Reveries of a solitary bat walker

a heterodyne detector

Over the last few weeks I’ve been going on solitary walks with my heterodyne bat detector. These have been in London, Norfolk, Edinburgh, but especially in Deptford/New Cross in preparation for a walk with the New Cross Commoners. Often I would spend up to two hours with headphones plugged in to the device; it is the same basic technology as a radio receiver and the sound produced is thus very similar. Below are reflections on the sometimes fevered experience of solo bat walking, written for an OSA event on distraction.

Psssssss. The constant static of the heterodyne detector is exhausting. Admist the fuzz and whirr coming from my headphones I think I hear distant bat calls. So faint… was that a slap, a pipistrelle sounding out its meal? The blown raspberry of a feeding buzz? No, just a mental artefact, a result of my tired attempts at concentration, a whispery parody of those who found the voices of the dead in the noise of cassette tapes. Sometimes I click my fingers in front of its microphone to remind me of what sound actually sounds like.

This doesn’t help with other mistakes. I follow a constant, rhythmic sound that stays steady as I follow it - till I realise it is the scraping of my keys in my own pocket. Keys are just one of the objects that begin to stand out - not just mine, bags now jangle from across the street. Cars emit a new purr too, bicycles sound like noisy office fans. When walked they are like a tombola. Electrical substations make a strange humm at 40khz, and building sites give out a range of high-pitched tones. What are they? Security systems, special equipment? These sourceless sounds prompt anxiety, whereas the rattles of bicycle wheels and engines are almost warm and reassuring. I turn through frequencies, find little above 70khz; lower down the city’s whispers become audible.

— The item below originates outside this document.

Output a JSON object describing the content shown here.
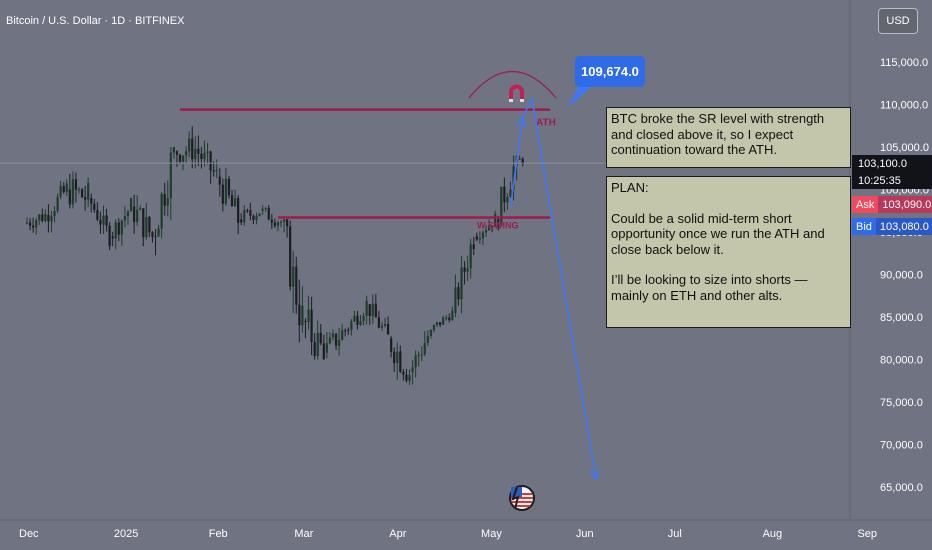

The combination of white noise and headphones muffles my hearing. This, and my diverted attention as I rove the night-time city in search of life, can lead me into some odd situation. I become lost easily - I track my movements with GPS, but the device doesn’t have mobile internet so I can’t correlate it to a map position - it just draws an abstract shape. In a south London meadow, I think I see a bat fly beneath a pathlight. I can’t follow where the bat is going, but I can investigate the direction it flew from. I walk along the edge of the meadow, along a verge of trees. After a minute of walking I look round and see a fox walking directly towards me. I’m spooked - this is not how foxes normally behave. I don’t know what it might do, so I back away. It follows me as I walk, and under the influence of the anxiety inducing static I feel convinced it is firmly escorting me off its territory. Once back on the path, I happen upon a ultrasounic throbbing coming from the concrete rail bridge that borders the meadow. I’m puzzled, unnerved. A second fox appears at the park entrance and looks at me. I stare back a moment, then make a quick pace out through a tunnel. My mind turns; explanations, rationalisations tumble between heart beats.